The Massachusetts regulators also called for training and resources tailored to health care providers, law enforcement, patients and caregivers, business owners and the general public “to ensure a thorough understanding of the rescheduling changes and their impacts.”
National Cannabis Roundtable Comments
The National Cannabis Roundtable (NCR) also submitted comments July 19 to the DEA in support of the proposed rule to reclassify cannabis.
The NCR is an alliance of cannabis companies, ancillary services and solutions providers seeking reform to further the U.S. cannabis industry, protect consumers and advance social equity. The organization’s public comment includes a 61-page document overviewing three key topics:
- Recent Findings Related to Abuse Potential to Support Schedule III Classification
- Research Opinion, Scientific Studies and Clinical Trials to Demonstrate a Currently Accepted Medical Use Consistent With Schedule III Classification
- Schedule III Classification Has Significant Positive Economic Impact
“Rescheduling cannabis to Schedule III is not just a logical step; it is a necessary one,” former HHS Secretary Kathleen Sebelius said in a July 22 press release.

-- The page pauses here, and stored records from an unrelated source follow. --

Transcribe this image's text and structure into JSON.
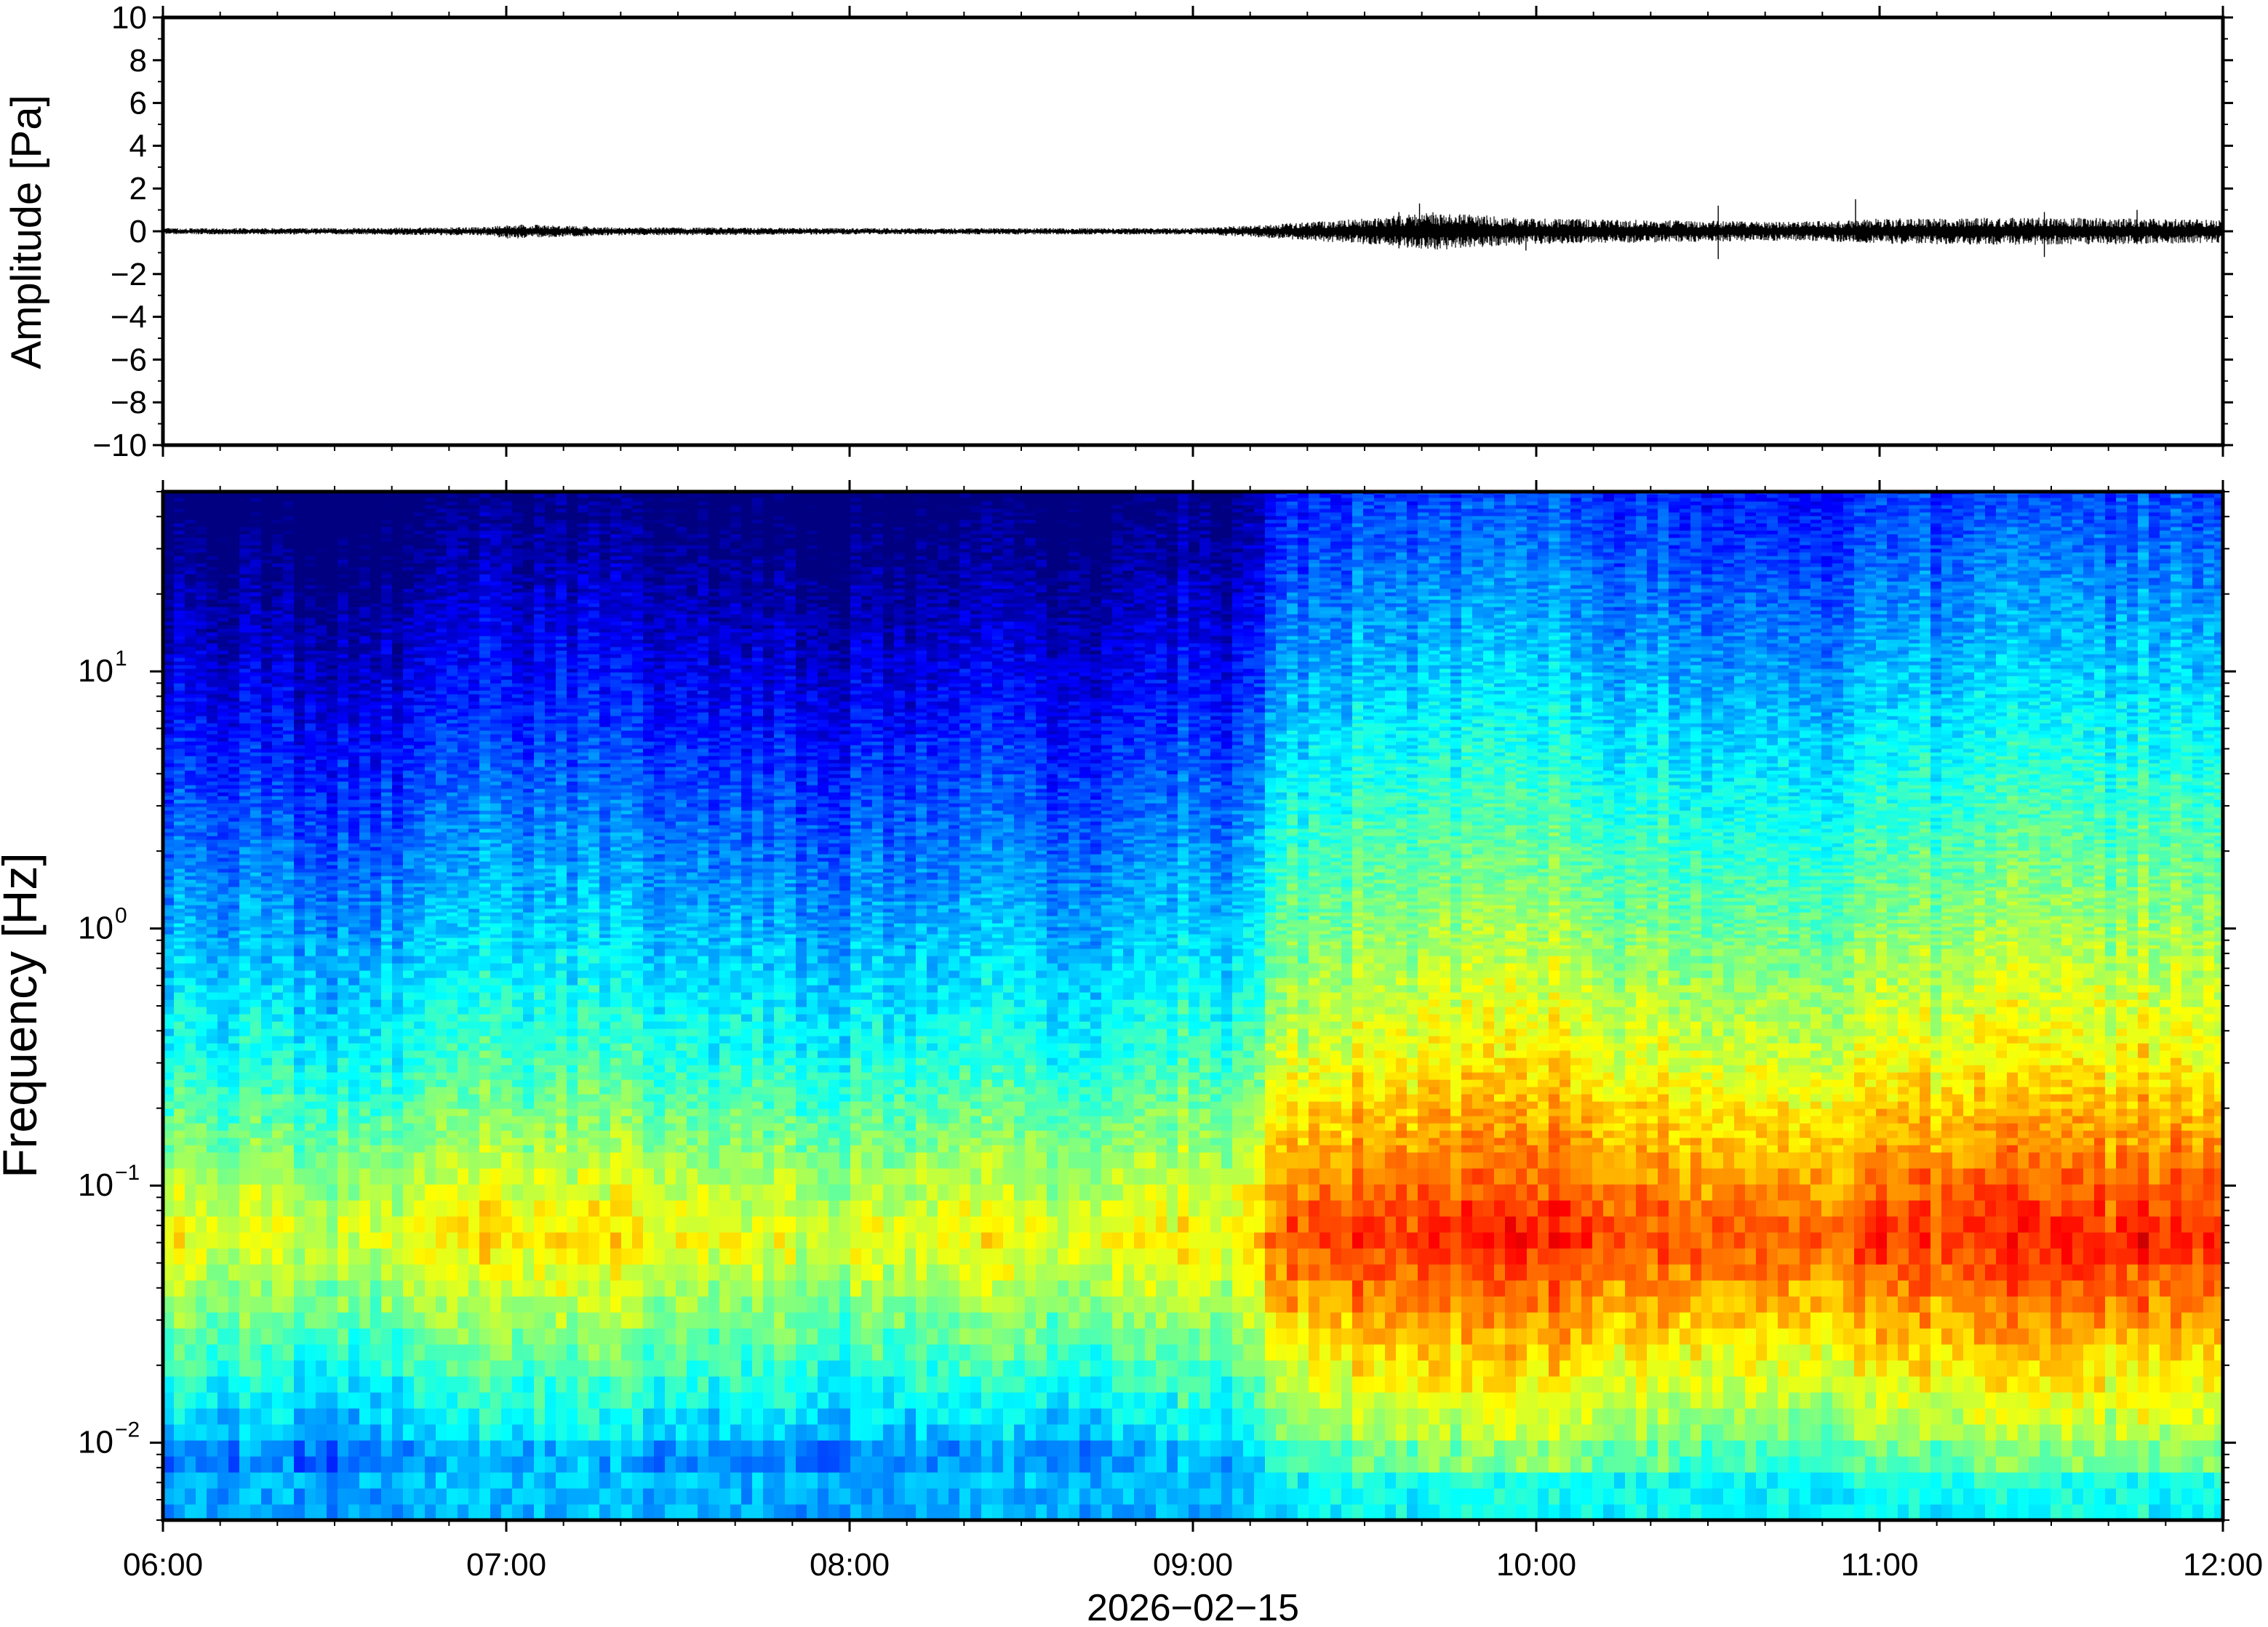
{
  "chart_data": [
    {
      "type": "line",
      "ylabel": "Amplitude [Pa]",
      "ylim": [
        -10,
        10
      ],
      "yticks": [
        10,
        8,
        6,
        4,
        2,
        0,
        -2,
        -4,
        -6,
        -8,
        -10
      ],
      "ytick_labels": [
        "10",
        "8",
        "6",
        "4",
        "2",
        "0",
        "−2",
        "−4",
        "−6",
        "−8",
        "−10"
      ],
      "x_range": [
        "06:00",
        "12:00"
      ],
      "series": [
        {
          "values_hint": "pressure waveform centred on 0 Pa",
          "envelope_times_h": [
            6.0,
            6.5,
            6.95,
            7.0,
            7.3,
            8.0,
            9.0,
            9.2,
            9.5,
            9.7,
            10.0,
            10.5,
            10.7,
            10.9,
            11.0,
            11.5,
            12.0
          ],
          "envelope_pa": [
            0.15,
            0.15,
            0.2,
            0.35,
            0.2,
            0.15,
            0.15,
            0.3,
            0.6,
            0.9,
            0.6,
            0.5,
            0.45,
            0.5,
            0.6,
            0.65,
            0.55
          ],
          "spikes": [
            {
              "t": 9.66,
              "max": 1.3,
              "min": -0.6
            },
            {
              "t": 9.6,
              "max": 0.9,
              "min": -0.8
            },
            {
              "t": 9.97,
              "max": 0.5,
              "min": -0.9
            },
            {
              "t": 10.53,
              "max": 1.2,
              "min": -1.3
            },
            {
              "t": 10.93,
              "max": 1.5,
              "min": -0.4
            },
            {
              "t": 11.48,
              "max": 0.9,
              "min": -1.2
            },
            {
              "t": 11.75,
              "max": 1.0,
              "min": -0.6
            }
          ]
        }
      ]
    },
    {
      "type": "heatmap",
      "ylabel": "Frequency [Hz]",
      "xlabel": "2026−02−15",
      "yscale": "log",
      "ylim": [
        0.005,
        50
      ],
      "yticks": [
        {
          "base": "10",
          "exp": "1"
        },
        {
          "base": "10",
          "exp": "0"
        },
        {
          "base": "10",
          "exp": "−1"
        },
        {
          "base": "10",
          "exp": "−2"
        }
      ],
      "ytick_values": [
        10,
        1,
        0.1,
        0.01
      ],
      "xlim": [
        "06:00",
        "12:00"
      ],
      "xtick_labels": [
        "06:00",
        "07:00",
        "08:00",
        "09:00",
        "10:00",
        "11:00",
        "12:00"
      ],
      "colormap": "jet",
      "column_width_min": 5,
      "column_level_times_h": [
        6.0,
        6.5,
        6.7,
        6.95,
        7.2,
        7.6,
        8.0,
        8.4,
        8.7,
        8.8,
        9.1,
        9.3,
        9.5,
        9.7,
        10.0,
        10.3,
        10.5,
        10.7,
        11.0,
        11.3,
        11.6,
        12.0
      ],
      "column_level": [
        0.1,
        0.02,
        0.0,
        0.25,
        0.2,
        0.1,
        0.05,
        0.15,
        0.05,
        0.25,
        0.2,
        0.7,
        0.85,
        0.85,
        0.9,
        0.7,
        0.75,
        0.7,
        0.75,
        0.85,
        0.85,
        0.9
      ]
    }
  ]
}
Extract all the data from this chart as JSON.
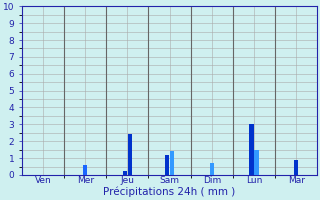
{
  "background_color": "#cff0f0",
  "grid_color": "#aaaaaa",
  "xlabel": "Précipitations 24h ( mm )",
  "ylim": [
    0,
    10
  ],
  "yticks": [
    0,
    1,
    2,
    3,
    4,
    5,
    6,
    7,
    8,
    9,
    10
  ],
  "groups": [
    "Ven",
    "Mer",
    "Jeu",
    "Sam",
    "Dim",
    "Lun",
    "Mar"
  ],
  "bars": [
    {
      "group": "Ven",
      "bars": []
    },
    {
      "group": "Mer",
      "bars": [
        {
          "val": 0.6,
          "color": "#1a66ff"
        }
      ]
    },
    {
      "group": "Jeu",
      "bars": [
        {
          "val": 0.25,
          "color": "#0033cc"
        },
        {
          "val": 2.4,
          "color": "#0033cc"
        }
      ]
    },
    {
      "group": "Sam",
      "bars": [
        {
          "val": 1.2,
          "color": "#0033cc"
        },
        {
          "val": 1.4,
          "color": "#3399ff"
        }
      ]
    },
    {
      "group": "Dim",
      "bars": [
        {
          "val": 0.7,
          "color": "#3399ff"
        }
      ]
    },
    {
      "group": "Lun",
      "bars": [
        {
          "val": 3.0,
          "color": "#0033cc"
        },
        {
          "val": 1.5,
          "color": "#3399ff"
        }
      ]
    },
    {
      "group": "Mar",
      "bars": [
        {
          "val": 0.9,
          "color": "#0033cc"
        }
      ]
    }
  ],
  "vline_color": "#666666",
  "axis_color": "#2222aa",
  "tick_color": "#2222aa",
  "xlabel_color": "#2222aa",
  "xlabel_fontsize": 7.5,
  "tick_fontsize": 6.5,
  "bar_width": 0.12,
  "group_width": 1.0
}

Sebelius is an honorary co-chair for the NCR.
“It reflects the evolving understanding and acceptance of cannabis in the United States and aligns federal policy with the realities of state-level legalization,” Sebelius said. “By adopting this evidence-based strategy, we can foster a better understanding of cannabis, its benefits, and its risks, ultimately leading to more informed policies and healthier communities. The comments prepared by NCR serve as a robust complement to the work that HHS and DOJ have already done on this effort supporting a conclusion of reclassifying cannabis to Schedule III.”
Comments Closed
Now that the 60-day public comment period has ended, the DOJ/DEA can finalize the rule. However, cannabis rescheduling opponents who challenge the rule can trigger administrative law hearings, which Milgram can select an administrative law judge to preside over under her authority as DEA administrator.
Interested parties must have requested a hearing or waiver of an opportunity for a hearing or to participate in a hearing before June 20, according to the proposed rule. These requests must provide a “written statement of position on the matters of fact and law involved in such hearing.”
“The decision whether an in-person hearing will be needed to address such matters of fact and law in the rulemaking will be made by the administrator of DEA,” according to the proposed rule and in accordance with the Code of Federal Regulations. “Upon the administrator’s determination to grant an in-person hearing, DEA will publish a notice of hearing on the proposed rulemaking in the Federal Register.”
CBT contacted the DOJ’s public affairs office requesting information on the number of hearings requested and/or scheduled, but it was not provided with details.